Post-feedback/Pre-launch
- Build fast, optimize for this stage of growth.
- Don’t build features if you had a million, build for the first 10/100.
- You don’t need to automate everything:
- You need to learn what should be automated and what shouldn’t
- e.g. Some questions for cleaners applying could be asked online, but some interviewing questions needed to be done in-person
- Temporary brokenness is better than permanent paralysis
- Do not worry about all the edge cases
- Worry about the generic user first
- As you start to scale, the edge cases become more and more clearer
- Beware of “Frankenstein” approach:
- With all the feedback, you build it the next day and try to make them happier.
- When someone asks you to build a feature:
- Get to the bottom of why they’re asking the feature
- There maybe a root solution that would otherwise be hidden with all these features
- ‘S’ is for stealth and stupidity
- Don’t be worried about imitators, that will always be the case
- Don’t let it stop you from launching
Ready for a lot of users?
- Focus only on one channel for growth at a time:
- DON’T be tempted to do many at once.
- Try one channel for a week, move to the next
- If it fails, move to the next
- Channels always change (e.g. Facebook ads, Google ads)
- Always optimize for that
- Go back to the failed channels and try to re-visit
- Three types of growth:
- Sticky: Trying to get your existing users to pay you more
- Viral: User uses your product, likes it, and tells their friends about it.
- Paid: If you have money in the bank, you buy users.
Sticky Growth
- You need to deliver a good experience, people will want to keep using you
- To measure this, you need to look at the CLVs and Retention Cohort analysis
- Customer Life Time: How much a customer revenue gives you over a time period (6 months, 12 months, etc.)
- Retention Cohort analysis: (graph in the video explaining this bit at 35:10)
Viral Growth
- Like Sticky, you need to deliver a good experience, but you need to develop a REALLY good experience
- You need a good referral program:
- Where are people going learning that they can refer other people? (Customer Touch Point)
- CTP should be when the user is highly engaged.
- “You get $10 if your friend joins and they get $10 too”
Paid Growth
- Obvious ways:
- Display ads
- Groupon
- Facebook ads
- Street marketing
- B2b sales
- Do the math to see if paying for the ads actually breaks even or gives you a profit.
The art of pivoting
- Homejoy was the 13th idea they tried to build.
- How did you get to that 13th idea and how did you decide whether to move on?
- Once you realize you can’t grow
- You can’t retain users
- The economics of the business don’t make sense
- How do you know if you may have a delayed growth period? (e.g. 3 years until you start growing)
- Build what you need to to get 1 user, then 4 users, etc.
- If you’re doing this, and you go three-four weeks with no growth, you’re probably doing something fundamentally work.
- In this stage you should always be growing.
- The graph should start with an exponential growth.
Q. If your users already have a product that they’re comfortable with, how do you get them to switch?

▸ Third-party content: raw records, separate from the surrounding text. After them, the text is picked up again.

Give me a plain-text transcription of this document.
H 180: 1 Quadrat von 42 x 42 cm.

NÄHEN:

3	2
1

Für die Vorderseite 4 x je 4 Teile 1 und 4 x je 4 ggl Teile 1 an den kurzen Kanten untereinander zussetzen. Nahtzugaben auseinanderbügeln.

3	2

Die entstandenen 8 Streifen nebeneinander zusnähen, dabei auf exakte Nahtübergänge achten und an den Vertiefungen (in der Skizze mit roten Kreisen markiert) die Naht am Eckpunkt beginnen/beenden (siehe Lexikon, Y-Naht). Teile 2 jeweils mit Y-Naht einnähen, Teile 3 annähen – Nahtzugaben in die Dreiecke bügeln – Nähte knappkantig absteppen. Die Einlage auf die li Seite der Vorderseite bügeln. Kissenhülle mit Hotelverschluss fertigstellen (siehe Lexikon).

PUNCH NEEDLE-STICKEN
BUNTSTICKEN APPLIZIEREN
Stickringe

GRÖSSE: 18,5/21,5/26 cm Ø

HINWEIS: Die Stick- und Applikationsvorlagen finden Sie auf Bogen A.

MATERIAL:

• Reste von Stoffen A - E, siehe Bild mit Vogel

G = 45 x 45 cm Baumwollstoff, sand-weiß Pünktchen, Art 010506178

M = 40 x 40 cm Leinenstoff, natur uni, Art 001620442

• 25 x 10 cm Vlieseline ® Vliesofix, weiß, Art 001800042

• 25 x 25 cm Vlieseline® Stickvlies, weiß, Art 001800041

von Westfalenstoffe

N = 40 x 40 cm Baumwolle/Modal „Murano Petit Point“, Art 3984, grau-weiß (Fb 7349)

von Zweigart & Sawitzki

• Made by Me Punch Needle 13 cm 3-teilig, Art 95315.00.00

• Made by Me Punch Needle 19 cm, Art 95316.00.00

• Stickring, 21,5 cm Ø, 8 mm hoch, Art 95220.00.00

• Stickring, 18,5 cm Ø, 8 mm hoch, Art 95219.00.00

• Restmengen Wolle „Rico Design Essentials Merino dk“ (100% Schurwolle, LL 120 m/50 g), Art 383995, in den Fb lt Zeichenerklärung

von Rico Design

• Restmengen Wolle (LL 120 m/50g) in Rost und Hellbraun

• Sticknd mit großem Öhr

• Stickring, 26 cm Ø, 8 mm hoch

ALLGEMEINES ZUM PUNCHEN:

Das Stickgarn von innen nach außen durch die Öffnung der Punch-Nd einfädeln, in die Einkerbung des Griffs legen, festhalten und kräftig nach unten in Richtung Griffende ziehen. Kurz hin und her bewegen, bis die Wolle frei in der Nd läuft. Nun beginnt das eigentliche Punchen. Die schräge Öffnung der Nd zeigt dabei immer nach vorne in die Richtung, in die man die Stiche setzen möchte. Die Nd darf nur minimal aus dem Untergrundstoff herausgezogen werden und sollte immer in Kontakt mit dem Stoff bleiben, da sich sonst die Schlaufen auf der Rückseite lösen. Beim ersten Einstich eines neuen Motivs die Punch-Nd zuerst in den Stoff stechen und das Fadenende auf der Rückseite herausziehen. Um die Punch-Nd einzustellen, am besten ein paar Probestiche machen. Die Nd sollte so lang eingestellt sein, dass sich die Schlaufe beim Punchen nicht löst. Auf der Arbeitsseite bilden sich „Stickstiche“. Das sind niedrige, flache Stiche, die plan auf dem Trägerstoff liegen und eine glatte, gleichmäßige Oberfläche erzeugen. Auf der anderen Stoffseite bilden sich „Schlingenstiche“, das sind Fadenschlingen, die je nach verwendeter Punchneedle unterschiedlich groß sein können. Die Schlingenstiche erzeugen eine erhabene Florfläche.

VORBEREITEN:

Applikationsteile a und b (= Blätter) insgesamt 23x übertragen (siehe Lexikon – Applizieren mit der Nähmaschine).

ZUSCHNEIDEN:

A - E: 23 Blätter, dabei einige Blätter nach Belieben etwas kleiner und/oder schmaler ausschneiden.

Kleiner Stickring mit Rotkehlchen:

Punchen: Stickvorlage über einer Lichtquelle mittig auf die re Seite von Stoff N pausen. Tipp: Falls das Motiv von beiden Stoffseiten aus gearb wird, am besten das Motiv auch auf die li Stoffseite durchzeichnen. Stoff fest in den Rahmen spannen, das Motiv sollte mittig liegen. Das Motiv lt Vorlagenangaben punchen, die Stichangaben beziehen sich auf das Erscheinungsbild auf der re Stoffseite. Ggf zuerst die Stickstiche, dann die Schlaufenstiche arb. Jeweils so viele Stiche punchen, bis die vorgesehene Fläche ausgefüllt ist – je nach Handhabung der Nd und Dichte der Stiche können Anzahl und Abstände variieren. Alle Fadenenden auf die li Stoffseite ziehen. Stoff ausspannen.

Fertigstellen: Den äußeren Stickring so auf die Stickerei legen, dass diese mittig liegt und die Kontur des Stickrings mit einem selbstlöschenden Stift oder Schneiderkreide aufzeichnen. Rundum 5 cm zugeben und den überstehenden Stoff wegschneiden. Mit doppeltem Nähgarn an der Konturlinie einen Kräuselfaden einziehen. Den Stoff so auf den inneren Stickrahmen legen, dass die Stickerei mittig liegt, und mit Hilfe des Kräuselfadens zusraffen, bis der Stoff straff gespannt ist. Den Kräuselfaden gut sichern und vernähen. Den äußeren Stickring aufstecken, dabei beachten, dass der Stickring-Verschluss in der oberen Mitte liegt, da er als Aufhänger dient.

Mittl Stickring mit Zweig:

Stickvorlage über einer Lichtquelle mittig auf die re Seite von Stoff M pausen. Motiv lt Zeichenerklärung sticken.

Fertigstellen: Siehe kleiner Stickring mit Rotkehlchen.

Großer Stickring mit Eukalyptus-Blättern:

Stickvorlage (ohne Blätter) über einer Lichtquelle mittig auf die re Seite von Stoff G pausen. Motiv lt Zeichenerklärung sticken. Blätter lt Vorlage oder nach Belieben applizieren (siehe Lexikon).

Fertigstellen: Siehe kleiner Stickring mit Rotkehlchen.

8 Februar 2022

**Ans. ** Find the moments, when you’re product is much more different from their original product. E.g. If you had a party and you needed the place to be cleaned the next day, you would advertise the next day cleaning part. That’s when they start using it with the initial product and start to realize how your solution is better. “These are the 50 ways we’re better than product X!” is harder to sell rather than a few points that clearly differentiate yourself.